With the emergence and sheer volume of digital media – whether in terms of the press, culture, marketing or sales industries – you’d be forgiven for thinking that paper is destined for the scrapheap, to be replaced by online media, e-books, and other email-based advertising. But what is really happening out there?
An overview of popular misconceptions on paper-based media:
Popular misconception 1: “advertising material goes straight from the letterbox to the bin”.
Faced with the efficiency of emailed adverts, especially in terms of targeting and performance analysis, can physical advertising sent through the post, for a retailer, really be an effective communications tool?
Some would say no, given that everything is now digital, consumers show little interest in what appears through their letterbox and, what’s more, such content actually looks like publicity, so it goes straight from the letterbox to the bin – without even being read. Others, myself included, would say that, on the contrary, direct marketing still very much has its place within the right communications strategy.
Looking at studies carried out in recent years, it is now well recognised that the alleged indifference of French citizens towards media posted through their doors is not actually founded on anything tangible. See for yourself: in 2016, 93.5% of French citizens read at least one letter a week. And nearly 70% of those involved a printed advertisement, in the majority (62%), from supermarkets. Even better: 59% of French consumers put more value in post and advertisements when they’re printed.

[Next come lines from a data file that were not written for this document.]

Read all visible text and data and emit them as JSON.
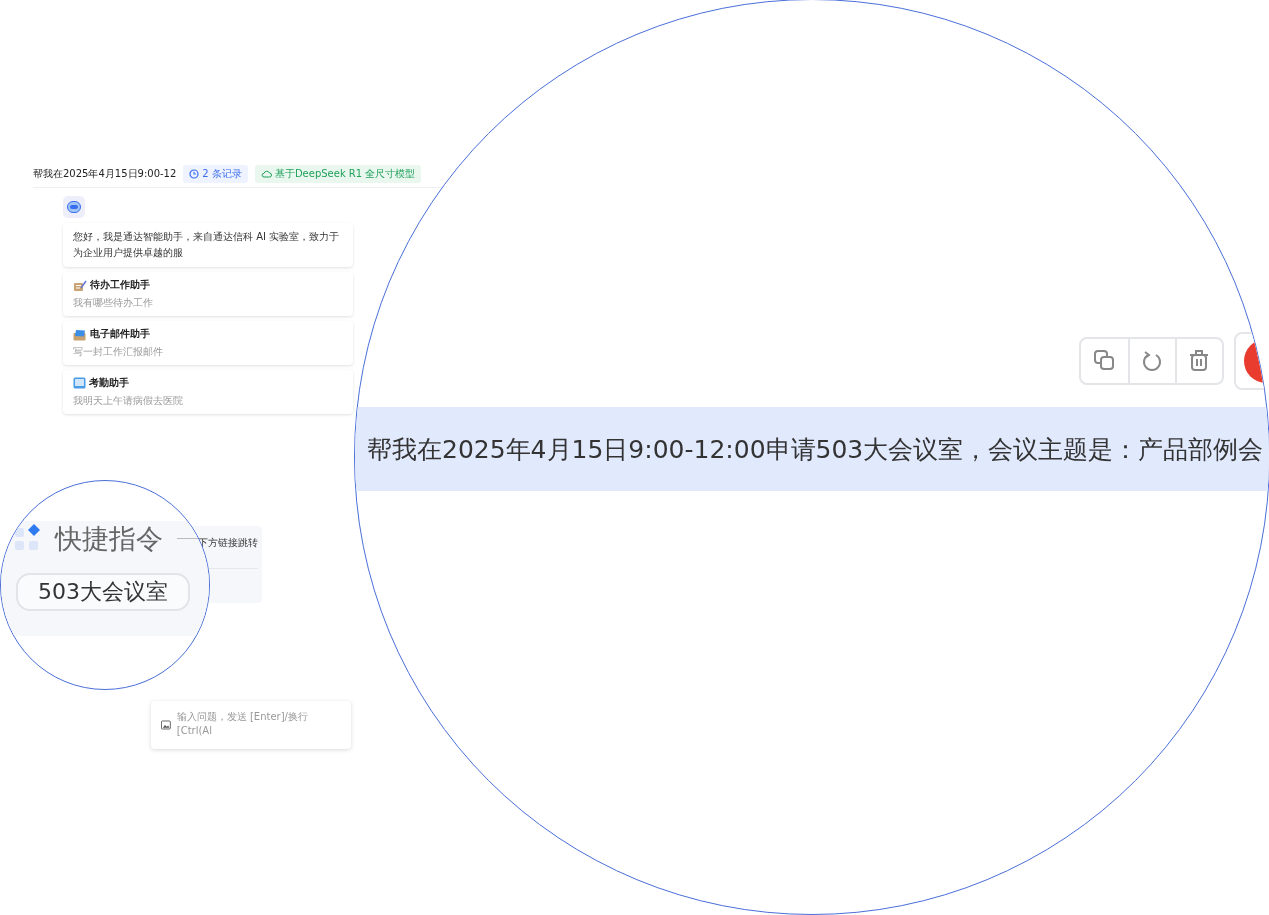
{
  "header": {
    "title": "帮我在2025年4月15日9:00-12",
    "badges": [
      {
        "kind": "records",
        "text": "2 条记录"
      },
      {
        "kind": "model",
        "text": "基于DeepSeek R1 全尺寸模型"
      }
    ]
  },
  "chat": {
    "greeting": "您好，我是通达智能助手，来自通达信科 AI 实验室，致力于为企业用户提供卓越的服",
    "assistants": [
      {
        "kind": "todo",
        "title": "待办工作助手",
        "subtitle": "我有哪些待办工作"
      },
      {
        "kind": "email",
        "title": "电子邮件助手",
        "subtitle": "写一封工作汇报邮件"
      },
      {
        "kind": "attendance",
        "title": "考勤助手",
        "subtitle": "我明天上午请病假去医院"
      }
    ]
  },
  "quick_commands": {
    "hint": "下方链接跳转"
  },
  "input": {
    "placeholder": "输入问题，发送 [Enter]/换行 [Ctrl(Al"
  },
  "magnifier_small": {
    "title": "快捷指令",
    "command": "503大会议室"
  },
  "magnifier_large": {
    "message": "帮我在2025年4月15日9:00-12:00申请503大会议室，会议主题是：产品部例会"
  }
}
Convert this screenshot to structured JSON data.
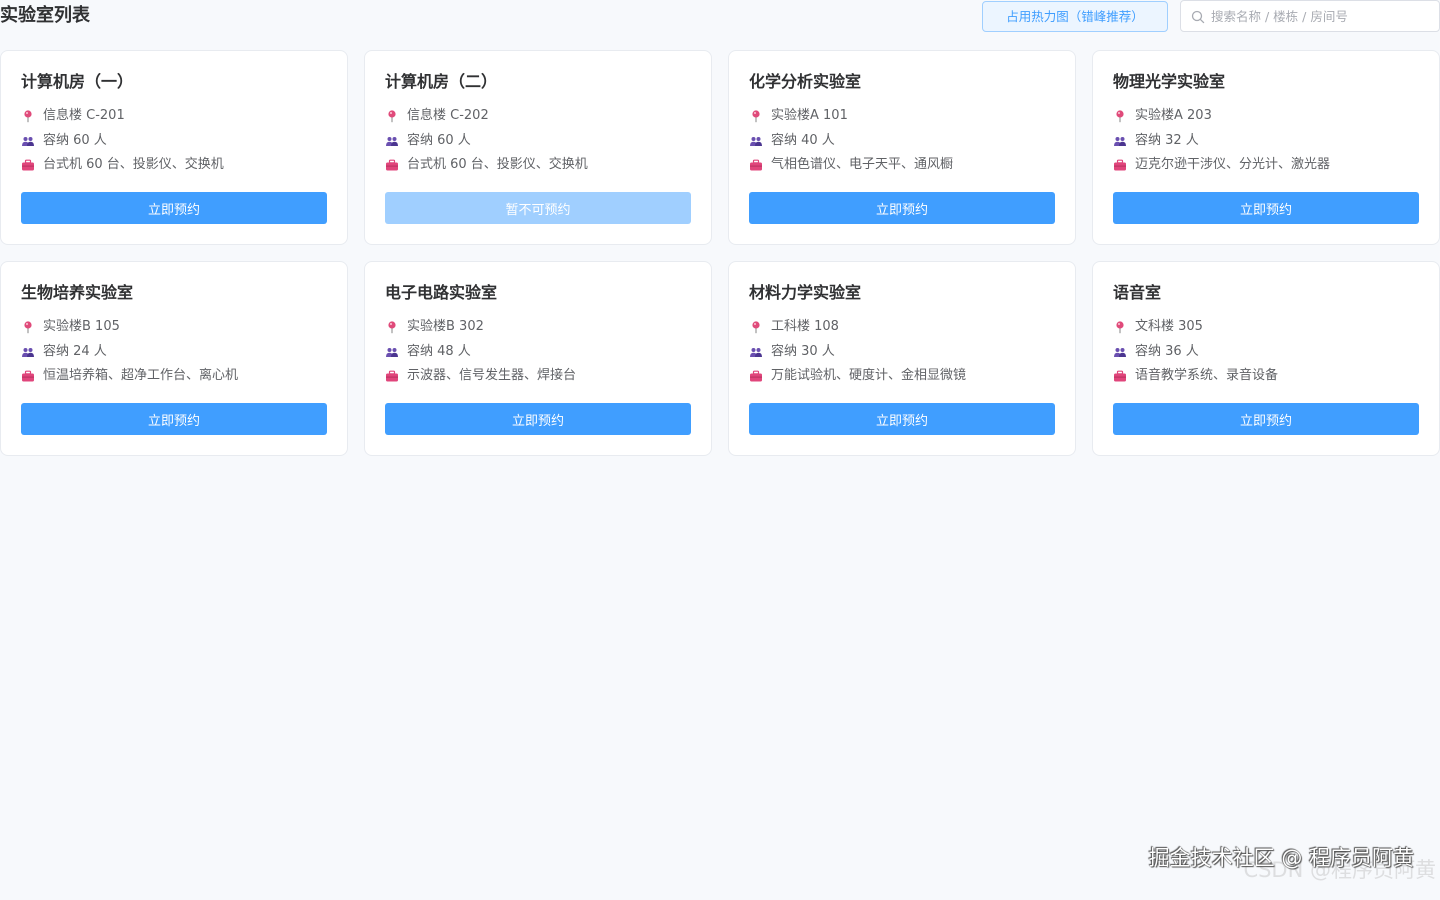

What’s more, contrary to the popular misconception, 59% of 15-34 year olds – those famous ‘digital natives’ – read at least one printed advert per week. And for good reason: by drawing on the opportunities offered by new technologies — more precise targeting, personalised content and interconnected tools, direct marketing must reinvent itself and uphold concrete value for any company wanting to connect profitably with their clients.
It’s by no coincidence that over recent years, posted advertising is making a comeback in the United States and, to a lesser degree, in the United Kingdom. Are the signs in France pointing that way too?
Popular misconception 2: “printed catalogues have been cast into oblivion thanks to online shopping and digital marketing”.
Once considered a real shop window for retailers, catalogues have seen their popularity dwindle since the mid-2000s, as e-marketing and email campaigns have gone into full swing.
Just ten years on, in November 2014, some French consumers were surprised to discover — the ultimate paradox! — an Amazon catalogue pushed through their letterbox. This campaign by the e-commerce giant has since been renewed year on year, in the belief that “the return to paper (was) more qualitative”. As a result of this, a significant number of pure players have decided to integrate paper catalogues into their marketing strategies, such as Net à Porter, for example, as well as Birchbox.
Evidence, indeed, that we aren’t heading towards the complete digitalisation of communications, but towards omni-channel mix marketing, blending print and digital with one another. Furthermore, recent years have seen the generalisation of hybrid communication tools, connecting paper media with digital functions. Among these, we can particularly point towards the example of Camif’s connected catalogue, as well as Selectionnist’s image recognition application, which lets users find a product online simply by taking a photo of the product in their paper catalogue.
Popular misconception 3: “unlike paper, digital has little or no impact on the environment”.
We’ve all received messages like this: “do something for the planet, switch to paperless billing!”. On an almost daily basis, we’re pushed towards digital, ecologically responsible tools, to the detriment of paper, the environmental footprint of which is well established. Taking into account the amount of paper we throw away every day, it goes without saying that we’re all part of this impact on the environment. And yet the same does not apply to digital, where the apparent lack of materials easily convinces us of its environmental soundness.
But, in actual fact, digital needs to be looked at more closely: the environmental impact of a material is not inherent in its very nature, but rather in the way it’s used. Printing an email in ten copies will obviously have more of an impact than not printing it at all. In contrast, reading the same message over thirty minutes will have more of an impact, in terms of energy consumption, than reading a printed version for the same amount of time.
In other words, the more something online is used over time, the more digital media turns out to be ecologically problematic.
Furthermore, as for paper, it has been reinvented thanks to environmental efforts (recycling, reducing the carbon footprint during production and processing), but also thanks to its diversity, and the extreme freedom with which it can be procured. Indeed, consumers are starting to feel freer when dealing with paper than with their smartphone: they never feel tracked or spied on when reading a book, magazine or newspaper.
Paper and digital: complementary media
As always, the deciding vote lies with the end-customer. It’s a given that people will continue to use coupons and vouchers on paper. It’s a given that they’re more sensitive to direct paper marketing (which is rarer) than those arriving by email (where they’re inundated). But at the same time, customers still appreciate, for example, being able to see reviews from other customers before buying a product thanks to digital, and in the same way, make recommendations to others.
The consumer citizen perfectly knows how to take advantage of the complementarity of offline and online media, because they know how to reap the benefits from both. They take just as much pleasure in seeing the day’s news online in brief, before enjoying the greater depths of an article printed on paper. Paper media still has good days to come!